New York Times mengatakan, kampanye tersebut diverifikasi oleh empat anggota dan mantan anggota Kementerian Urusan Diaspora. Dokumen tentang kampanye ini belum pernah dipublikasikan.

Lembaga pengawas misinformasi Israel, FakeReporter mengidentifikasi kampanye tersebut pada Maret.

Pada Juni, Meta pemilik Facebook dan Instagram, serta OpenAI mengatakan bahwa mereka juga menemukan ratusan akun palsu buatan Israel tersebut.

Kampanye rahasia itu menandakan sejauh mana Israel bersedia melakukan upaya untuk mempengaruhi opini Amerika tentang perang di Gaza. 

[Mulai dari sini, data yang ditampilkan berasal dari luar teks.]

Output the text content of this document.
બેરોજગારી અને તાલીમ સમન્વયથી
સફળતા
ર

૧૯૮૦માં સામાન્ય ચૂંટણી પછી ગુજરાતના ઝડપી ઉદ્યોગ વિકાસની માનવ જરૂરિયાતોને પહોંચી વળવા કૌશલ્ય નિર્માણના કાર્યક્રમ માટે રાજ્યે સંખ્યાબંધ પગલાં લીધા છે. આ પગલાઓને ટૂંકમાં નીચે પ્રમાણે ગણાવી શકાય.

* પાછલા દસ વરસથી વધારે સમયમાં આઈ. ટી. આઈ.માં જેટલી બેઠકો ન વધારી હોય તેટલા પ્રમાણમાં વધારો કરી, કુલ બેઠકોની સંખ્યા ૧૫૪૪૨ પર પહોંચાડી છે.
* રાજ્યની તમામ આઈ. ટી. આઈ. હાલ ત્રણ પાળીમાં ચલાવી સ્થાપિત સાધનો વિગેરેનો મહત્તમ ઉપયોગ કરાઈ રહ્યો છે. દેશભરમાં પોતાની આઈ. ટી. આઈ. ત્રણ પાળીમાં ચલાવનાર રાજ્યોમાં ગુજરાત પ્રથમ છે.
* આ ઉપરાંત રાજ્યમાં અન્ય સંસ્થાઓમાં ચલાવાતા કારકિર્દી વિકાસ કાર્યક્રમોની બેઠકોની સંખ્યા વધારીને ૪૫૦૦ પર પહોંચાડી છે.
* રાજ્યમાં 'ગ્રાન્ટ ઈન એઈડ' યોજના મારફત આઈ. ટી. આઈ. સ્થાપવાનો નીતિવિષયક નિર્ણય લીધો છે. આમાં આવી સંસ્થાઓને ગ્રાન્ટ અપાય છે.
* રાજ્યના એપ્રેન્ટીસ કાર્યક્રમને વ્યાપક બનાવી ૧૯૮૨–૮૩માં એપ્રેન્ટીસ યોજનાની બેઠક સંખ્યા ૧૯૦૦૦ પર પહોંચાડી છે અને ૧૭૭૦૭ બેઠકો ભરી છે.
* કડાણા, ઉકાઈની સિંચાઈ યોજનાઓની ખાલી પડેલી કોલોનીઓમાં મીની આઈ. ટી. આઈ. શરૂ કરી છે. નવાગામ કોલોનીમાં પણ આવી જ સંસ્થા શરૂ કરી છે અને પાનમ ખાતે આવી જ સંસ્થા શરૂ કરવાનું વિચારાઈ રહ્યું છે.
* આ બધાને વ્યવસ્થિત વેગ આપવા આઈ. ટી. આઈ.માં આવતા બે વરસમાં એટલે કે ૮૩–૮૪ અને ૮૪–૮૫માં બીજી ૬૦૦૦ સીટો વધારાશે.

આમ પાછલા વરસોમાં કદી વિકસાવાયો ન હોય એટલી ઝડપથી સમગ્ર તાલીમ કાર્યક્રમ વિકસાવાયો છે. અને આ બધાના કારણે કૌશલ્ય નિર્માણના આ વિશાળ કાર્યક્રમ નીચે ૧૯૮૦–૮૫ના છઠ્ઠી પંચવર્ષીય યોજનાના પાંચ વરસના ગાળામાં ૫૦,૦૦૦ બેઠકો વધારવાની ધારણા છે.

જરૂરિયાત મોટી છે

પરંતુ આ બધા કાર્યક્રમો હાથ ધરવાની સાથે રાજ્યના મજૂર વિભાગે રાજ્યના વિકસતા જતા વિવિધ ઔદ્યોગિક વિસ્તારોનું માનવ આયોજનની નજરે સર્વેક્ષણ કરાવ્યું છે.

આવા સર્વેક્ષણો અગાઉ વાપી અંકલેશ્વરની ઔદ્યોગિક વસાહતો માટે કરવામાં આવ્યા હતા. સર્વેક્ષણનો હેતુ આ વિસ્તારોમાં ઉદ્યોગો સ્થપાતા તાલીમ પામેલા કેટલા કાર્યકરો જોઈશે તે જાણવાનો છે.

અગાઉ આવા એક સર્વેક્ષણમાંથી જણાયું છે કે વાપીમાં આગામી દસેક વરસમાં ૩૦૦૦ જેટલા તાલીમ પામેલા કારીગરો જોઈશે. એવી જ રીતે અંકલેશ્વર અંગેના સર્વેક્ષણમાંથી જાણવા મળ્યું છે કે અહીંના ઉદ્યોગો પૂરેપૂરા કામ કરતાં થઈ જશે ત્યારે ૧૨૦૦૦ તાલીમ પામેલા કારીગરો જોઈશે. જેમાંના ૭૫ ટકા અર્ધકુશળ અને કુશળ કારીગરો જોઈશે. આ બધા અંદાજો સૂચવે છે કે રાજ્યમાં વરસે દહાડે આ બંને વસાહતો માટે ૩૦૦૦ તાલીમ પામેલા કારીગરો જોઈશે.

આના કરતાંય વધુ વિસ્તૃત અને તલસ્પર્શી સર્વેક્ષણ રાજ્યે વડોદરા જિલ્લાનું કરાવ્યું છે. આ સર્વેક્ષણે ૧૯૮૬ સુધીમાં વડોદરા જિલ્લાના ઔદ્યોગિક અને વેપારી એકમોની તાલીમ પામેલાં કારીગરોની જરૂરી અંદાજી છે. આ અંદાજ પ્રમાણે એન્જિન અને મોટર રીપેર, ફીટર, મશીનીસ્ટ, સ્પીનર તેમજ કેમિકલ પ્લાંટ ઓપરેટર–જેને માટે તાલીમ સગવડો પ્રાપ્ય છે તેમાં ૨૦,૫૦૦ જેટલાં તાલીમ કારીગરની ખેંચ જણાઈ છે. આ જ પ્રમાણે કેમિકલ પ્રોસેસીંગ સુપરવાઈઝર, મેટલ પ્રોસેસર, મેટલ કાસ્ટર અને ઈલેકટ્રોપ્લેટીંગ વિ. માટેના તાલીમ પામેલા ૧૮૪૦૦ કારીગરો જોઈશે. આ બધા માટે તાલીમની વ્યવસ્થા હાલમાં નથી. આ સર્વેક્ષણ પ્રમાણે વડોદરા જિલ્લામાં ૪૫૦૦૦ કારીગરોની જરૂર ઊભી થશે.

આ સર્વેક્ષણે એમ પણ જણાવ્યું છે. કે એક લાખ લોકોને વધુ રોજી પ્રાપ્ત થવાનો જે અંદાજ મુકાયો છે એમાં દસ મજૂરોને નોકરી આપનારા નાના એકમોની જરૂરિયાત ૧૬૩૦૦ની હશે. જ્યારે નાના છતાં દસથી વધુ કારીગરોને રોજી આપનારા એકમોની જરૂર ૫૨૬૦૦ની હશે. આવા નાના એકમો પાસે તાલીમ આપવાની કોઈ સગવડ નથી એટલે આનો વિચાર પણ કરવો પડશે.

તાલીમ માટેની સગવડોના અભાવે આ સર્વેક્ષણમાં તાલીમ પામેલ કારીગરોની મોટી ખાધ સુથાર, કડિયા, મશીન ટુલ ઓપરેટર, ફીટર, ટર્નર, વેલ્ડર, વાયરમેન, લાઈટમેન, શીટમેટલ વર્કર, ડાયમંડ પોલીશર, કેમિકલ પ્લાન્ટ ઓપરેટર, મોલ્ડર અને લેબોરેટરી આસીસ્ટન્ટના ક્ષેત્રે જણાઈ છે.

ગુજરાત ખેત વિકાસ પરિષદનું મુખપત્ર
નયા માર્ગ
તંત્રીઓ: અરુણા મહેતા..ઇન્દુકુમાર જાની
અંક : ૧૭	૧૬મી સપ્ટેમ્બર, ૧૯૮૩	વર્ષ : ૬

Laporan Business for Social Responsibility (BSR) pada 2022 juga menunjukkan, induk Facebook dan Instagram, Meta melanggar kebebasan berekspresi warga Palestina.

BSR meneliti data, kasus dan materi individu terkait, serta keterlibatan pemangku eksternal atas kebijakan Meta pada platform media sosialnya saat kerusuhan di jalur Gaza pada Mei 2021.

Saat itu, pasukan Israel melakukan serangan udara ke beberapa titik di Palestina. Serangan ini menghancurkan sejumlah rumah dan infrastruktur. Namun Meta menerapkan sistem moderasi konten di Facebook dan Instagram, yang dinilai mengekang Hak Asasi Manusia atau HAM warga Palestina.

“Tindakan Meta pada Mei 2021 tampaknya memiliki dampak yang merugikan HAM pengguna di Palestina atas kebebasan berekspresi, kebebasan berkumpul, politik partisipasi, dan non-diskriminasi,” tulis BSR dalam laporannya, dikutip dari Engadget, pada 2022. “Dan karena itu, (Meta membatasi) kemampuan warga Palestina untuk berbagi informasi dan wawasan tentang pengalaman mereka saat itu terjadi.”